The dynamic nature of the modern workplace means that individuals, and the organisations they work for, are more vulnerable than ever to the challenges of work-related stress. But, while most of us understand the effects of stress on the wellbeing of an individual, its effect at an organisational level is less well understood.

In fact, we’re just beginning to fully understand the economic impact of workplace stress – and how building resilience can improve the bottom line.

In addressing this issue in 2015, former chairman of the Australian Competition and Consumer Commission (ACCC) Professor Alan Fels, said “poor resilience is more significant for our economy than tax and micro-economic reforms.”

As such, it’s essential that organisations learn how to develop and build resilience in their workplaces. But what is resilience, and why are some people more resilient than others? And how can organisations most effectively harness resilience to overcome the effects workplace stress?


Resilience is the ability to handle adversity and to bounce back from challenges, setbacks and trauma. Different people have different levels of resilience. But the amount we have often depends on how much stress we’re exposed to, as well as our own coping resources.

People with higher levels of resilience tend to recover more quickly from stressful situations, using coping resources to mitigate their stress-exposure. At an organisational level, this translates to higher productivity and morale.

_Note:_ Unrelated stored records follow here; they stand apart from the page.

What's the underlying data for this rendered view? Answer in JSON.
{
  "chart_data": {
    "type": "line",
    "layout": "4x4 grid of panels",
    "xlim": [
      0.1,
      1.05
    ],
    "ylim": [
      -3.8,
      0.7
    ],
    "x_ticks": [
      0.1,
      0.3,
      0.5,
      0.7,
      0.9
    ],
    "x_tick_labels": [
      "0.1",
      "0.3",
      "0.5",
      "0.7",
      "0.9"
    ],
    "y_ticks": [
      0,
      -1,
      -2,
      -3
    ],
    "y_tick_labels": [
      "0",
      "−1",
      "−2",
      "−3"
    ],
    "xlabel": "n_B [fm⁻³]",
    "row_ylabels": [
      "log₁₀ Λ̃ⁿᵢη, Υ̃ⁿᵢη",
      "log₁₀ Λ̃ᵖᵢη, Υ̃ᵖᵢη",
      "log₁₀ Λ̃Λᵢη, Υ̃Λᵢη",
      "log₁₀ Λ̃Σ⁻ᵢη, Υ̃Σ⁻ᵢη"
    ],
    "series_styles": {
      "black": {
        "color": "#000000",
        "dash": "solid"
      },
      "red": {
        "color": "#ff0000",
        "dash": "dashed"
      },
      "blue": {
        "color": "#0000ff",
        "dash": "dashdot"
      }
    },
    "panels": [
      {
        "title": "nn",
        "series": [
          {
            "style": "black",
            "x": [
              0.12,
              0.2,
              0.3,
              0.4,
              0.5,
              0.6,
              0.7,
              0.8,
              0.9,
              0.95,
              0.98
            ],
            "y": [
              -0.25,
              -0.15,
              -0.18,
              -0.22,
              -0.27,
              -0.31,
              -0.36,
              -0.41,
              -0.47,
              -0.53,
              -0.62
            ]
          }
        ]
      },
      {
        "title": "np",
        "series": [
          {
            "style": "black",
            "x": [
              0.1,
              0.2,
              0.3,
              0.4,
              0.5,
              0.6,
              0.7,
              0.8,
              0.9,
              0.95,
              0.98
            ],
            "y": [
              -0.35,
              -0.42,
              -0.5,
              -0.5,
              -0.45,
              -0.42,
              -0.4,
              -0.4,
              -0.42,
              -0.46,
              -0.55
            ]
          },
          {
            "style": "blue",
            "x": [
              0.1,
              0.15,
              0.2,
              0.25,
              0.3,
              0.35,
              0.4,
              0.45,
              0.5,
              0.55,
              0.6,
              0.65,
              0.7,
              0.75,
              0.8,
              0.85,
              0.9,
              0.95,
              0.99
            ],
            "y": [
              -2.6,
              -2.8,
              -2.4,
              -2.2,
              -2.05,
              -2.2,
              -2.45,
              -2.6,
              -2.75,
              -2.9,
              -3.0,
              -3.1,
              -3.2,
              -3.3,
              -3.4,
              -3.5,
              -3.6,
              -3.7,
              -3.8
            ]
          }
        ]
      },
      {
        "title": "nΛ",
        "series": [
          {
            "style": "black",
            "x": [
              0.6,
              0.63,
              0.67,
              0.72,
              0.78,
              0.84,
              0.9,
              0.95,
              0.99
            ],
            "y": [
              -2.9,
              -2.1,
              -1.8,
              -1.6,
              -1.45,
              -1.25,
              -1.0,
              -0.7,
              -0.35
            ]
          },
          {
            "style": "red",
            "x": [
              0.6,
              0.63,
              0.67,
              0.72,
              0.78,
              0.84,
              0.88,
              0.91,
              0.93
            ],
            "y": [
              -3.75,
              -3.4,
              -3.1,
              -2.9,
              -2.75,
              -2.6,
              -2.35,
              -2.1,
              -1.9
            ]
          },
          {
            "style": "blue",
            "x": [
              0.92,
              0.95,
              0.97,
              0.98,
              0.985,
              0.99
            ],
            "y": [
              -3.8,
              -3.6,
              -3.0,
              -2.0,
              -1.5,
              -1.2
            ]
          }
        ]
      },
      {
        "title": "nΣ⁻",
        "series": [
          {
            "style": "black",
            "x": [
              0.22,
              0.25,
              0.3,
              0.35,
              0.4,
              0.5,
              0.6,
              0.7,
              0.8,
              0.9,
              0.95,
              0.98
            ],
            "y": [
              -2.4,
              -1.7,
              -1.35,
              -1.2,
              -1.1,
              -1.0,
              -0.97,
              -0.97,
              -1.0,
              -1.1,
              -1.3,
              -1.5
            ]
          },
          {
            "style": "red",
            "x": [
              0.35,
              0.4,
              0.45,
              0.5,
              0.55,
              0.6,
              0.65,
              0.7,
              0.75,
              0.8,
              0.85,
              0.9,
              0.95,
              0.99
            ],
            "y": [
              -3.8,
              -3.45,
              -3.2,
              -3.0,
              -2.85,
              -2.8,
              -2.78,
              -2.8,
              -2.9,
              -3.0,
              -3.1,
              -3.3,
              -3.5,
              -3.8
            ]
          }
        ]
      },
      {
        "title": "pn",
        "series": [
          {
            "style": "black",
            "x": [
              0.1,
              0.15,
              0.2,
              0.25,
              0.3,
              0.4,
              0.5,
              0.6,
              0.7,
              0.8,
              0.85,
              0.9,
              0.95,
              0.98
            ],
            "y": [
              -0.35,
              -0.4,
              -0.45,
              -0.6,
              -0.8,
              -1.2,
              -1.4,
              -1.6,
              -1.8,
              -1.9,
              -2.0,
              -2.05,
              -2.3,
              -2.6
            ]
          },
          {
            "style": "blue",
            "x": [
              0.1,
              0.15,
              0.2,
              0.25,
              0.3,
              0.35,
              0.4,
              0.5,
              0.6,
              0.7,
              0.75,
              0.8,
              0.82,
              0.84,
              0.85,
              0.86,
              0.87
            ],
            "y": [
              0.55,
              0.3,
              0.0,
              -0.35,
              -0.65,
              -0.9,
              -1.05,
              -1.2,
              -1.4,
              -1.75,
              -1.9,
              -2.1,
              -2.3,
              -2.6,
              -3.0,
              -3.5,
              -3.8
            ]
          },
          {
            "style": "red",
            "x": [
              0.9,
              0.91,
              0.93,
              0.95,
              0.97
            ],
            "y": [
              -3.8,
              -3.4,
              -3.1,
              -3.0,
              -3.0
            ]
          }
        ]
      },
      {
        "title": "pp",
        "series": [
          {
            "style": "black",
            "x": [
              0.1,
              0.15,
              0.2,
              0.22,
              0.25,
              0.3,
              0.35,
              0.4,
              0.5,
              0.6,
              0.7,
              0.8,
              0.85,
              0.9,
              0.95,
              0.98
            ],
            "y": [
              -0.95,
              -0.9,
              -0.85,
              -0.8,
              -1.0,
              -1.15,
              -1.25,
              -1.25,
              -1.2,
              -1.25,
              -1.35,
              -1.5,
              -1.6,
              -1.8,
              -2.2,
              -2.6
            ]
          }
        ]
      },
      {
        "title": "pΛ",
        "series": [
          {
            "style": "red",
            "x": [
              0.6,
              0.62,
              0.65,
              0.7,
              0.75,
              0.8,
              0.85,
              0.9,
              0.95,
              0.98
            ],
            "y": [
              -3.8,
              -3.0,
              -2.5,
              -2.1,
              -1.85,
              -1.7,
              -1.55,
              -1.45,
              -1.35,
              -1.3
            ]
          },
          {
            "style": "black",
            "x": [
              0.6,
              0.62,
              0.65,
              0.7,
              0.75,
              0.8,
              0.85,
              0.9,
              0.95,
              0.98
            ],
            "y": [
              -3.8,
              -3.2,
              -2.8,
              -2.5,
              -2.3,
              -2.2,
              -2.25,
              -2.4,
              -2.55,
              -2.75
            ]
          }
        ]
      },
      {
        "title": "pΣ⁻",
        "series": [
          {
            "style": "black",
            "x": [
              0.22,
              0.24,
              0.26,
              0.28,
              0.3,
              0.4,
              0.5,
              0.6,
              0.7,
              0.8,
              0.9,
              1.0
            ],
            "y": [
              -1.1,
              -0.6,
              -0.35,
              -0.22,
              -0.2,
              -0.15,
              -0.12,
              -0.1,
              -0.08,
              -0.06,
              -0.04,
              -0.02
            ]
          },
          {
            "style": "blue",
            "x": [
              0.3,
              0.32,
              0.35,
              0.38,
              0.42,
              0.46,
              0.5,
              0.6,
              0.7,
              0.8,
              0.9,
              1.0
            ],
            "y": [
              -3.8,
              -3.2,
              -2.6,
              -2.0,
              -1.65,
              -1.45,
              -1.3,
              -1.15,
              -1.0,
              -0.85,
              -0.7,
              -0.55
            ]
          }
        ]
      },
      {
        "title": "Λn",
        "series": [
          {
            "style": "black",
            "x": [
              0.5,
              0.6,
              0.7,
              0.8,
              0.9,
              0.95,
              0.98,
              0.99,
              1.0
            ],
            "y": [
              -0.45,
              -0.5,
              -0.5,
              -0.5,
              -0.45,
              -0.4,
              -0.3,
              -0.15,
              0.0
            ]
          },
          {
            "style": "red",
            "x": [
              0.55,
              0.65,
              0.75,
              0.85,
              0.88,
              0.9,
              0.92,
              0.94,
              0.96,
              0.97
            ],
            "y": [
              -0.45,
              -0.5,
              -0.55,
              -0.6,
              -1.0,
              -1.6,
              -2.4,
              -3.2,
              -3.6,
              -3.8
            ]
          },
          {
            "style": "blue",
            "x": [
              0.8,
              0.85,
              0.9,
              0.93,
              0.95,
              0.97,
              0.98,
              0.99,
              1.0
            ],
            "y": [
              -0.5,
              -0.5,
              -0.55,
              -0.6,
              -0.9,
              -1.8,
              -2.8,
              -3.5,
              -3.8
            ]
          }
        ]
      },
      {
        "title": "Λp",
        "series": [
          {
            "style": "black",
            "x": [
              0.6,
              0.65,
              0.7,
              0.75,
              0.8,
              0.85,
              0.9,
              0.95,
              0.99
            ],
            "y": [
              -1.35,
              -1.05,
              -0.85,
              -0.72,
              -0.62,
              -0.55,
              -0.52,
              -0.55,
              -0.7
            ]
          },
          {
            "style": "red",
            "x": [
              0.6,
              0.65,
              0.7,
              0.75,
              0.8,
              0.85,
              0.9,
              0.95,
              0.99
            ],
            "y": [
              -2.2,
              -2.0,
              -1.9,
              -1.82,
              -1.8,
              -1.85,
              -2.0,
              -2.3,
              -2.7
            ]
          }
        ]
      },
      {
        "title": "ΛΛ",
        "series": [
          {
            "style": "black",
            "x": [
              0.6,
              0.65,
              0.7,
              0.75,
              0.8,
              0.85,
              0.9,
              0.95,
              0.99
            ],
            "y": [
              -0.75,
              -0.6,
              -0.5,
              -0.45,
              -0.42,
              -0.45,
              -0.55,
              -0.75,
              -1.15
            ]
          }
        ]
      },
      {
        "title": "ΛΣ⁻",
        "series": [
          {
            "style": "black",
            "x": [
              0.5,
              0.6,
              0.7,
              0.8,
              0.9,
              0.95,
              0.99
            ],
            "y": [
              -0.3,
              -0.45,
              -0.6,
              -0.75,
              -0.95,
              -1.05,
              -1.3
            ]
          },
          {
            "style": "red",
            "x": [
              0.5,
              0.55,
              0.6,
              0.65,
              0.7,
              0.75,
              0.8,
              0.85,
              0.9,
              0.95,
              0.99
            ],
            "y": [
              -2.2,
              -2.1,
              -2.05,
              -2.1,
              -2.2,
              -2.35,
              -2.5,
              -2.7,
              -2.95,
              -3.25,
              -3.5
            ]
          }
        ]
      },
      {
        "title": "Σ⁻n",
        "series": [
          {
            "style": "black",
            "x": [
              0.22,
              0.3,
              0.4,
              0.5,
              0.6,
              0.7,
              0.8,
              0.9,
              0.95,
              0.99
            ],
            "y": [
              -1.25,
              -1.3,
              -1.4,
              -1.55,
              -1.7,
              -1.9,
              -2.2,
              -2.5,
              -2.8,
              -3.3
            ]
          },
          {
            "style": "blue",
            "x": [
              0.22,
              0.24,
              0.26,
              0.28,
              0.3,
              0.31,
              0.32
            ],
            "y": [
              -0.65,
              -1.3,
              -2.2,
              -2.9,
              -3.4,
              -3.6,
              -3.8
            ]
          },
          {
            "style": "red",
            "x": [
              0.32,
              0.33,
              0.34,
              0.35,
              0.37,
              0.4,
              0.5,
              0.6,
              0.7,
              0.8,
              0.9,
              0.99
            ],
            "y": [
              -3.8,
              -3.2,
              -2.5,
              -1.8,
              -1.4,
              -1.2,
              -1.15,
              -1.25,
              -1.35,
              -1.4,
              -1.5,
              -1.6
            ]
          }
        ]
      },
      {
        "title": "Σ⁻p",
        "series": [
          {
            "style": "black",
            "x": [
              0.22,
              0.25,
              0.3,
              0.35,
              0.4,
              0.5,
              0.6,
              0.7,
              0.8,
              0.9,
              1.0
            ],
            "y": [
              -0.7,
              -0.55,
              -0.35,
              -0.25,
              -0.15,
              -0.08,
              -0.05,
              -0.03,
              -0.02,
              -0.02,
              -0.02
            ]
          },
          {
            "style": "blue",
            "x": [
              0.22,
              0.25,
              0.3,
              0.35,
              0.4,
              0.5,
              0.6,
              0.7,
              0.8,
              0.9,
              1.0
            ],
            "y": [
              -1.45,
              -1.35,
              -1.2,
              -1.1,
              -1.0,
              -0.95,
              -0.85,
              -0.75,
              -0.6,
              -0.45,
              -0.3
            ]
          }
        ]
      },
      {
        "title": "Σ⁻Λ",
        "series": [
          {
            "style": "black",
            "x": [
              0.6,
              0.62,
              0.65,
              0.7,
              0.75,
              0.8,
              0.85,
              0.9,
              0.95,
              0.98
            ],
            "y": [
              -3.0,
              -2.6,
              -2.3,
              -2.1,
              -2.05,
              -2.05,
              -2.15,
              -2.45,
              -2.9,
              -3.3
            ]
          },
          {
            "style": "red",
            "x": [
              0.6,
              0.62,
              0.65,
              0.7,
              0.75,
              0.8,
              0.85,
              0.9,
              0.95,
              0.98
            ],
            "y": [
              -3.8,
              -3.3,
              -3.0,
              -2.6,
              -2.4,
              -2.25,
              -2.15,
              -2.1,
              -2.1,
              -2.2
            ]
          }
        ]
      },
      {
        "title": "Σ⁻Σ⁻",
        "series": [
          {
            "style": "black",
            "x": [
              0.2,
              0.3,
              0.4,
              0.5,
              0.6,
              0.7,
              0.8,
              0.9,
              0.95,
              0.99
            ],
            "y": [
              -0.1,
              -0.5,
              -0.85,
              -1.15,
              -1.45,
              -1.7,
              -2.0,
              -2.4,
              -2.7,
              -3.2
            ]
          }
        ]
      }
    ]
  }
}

On the flipside, organisations with low levels of resilience are more likely to experience:

  • reduced productivity and efficiency
  • lower job satisfaction, morale and cohesion
  • increased absenteeism and sickness
  • lower client satisfaction
  • increased health care expenditure and Workers’ Compensation Claims.


In 2013, Safe Work Australia released a comprehensive report detailing the incidence and impact of work-related mental stress claims in Australia.

The report found that, due to the long periods of absence from work, mental stress claims are the most expensive type of workers’ compensation claim.

Absenteeism costs Australia around 92 million working days each year, with the average daily cost rising from $308 in 2013 to $340 in 2014. The direct cost to employers was found to be around $10.11 billion per year. And this figure is likely to be conservative, given that it doesn’t include the indirect costs of re-staffing and re-training due to high turnover of staff.


The economic impact of poor resilience and high levels of work-related mental stress claims means there’s a strong case for addressing workplace resilience.

Dr Sam Harvey of the Black Dog Institute is the Head of the Workplace Mental Health Research Group and has studied the impact of building resilience. He states, “Enhancing resilience removes the notion that employees are passive recipients of workplace stress without anything they can do about it.”

By reducing the levels of workplace stress, and increasing access to coping resources, organisations have the potential to improve performance and cohesion across all sectors. Employees will experience higher levels of engagement, better health, and improved morale, translating to decreased levels of absenteeism and internal staff turnover. This in turn will enable higher levels of profitability, innovation, productivity and customer loyalty.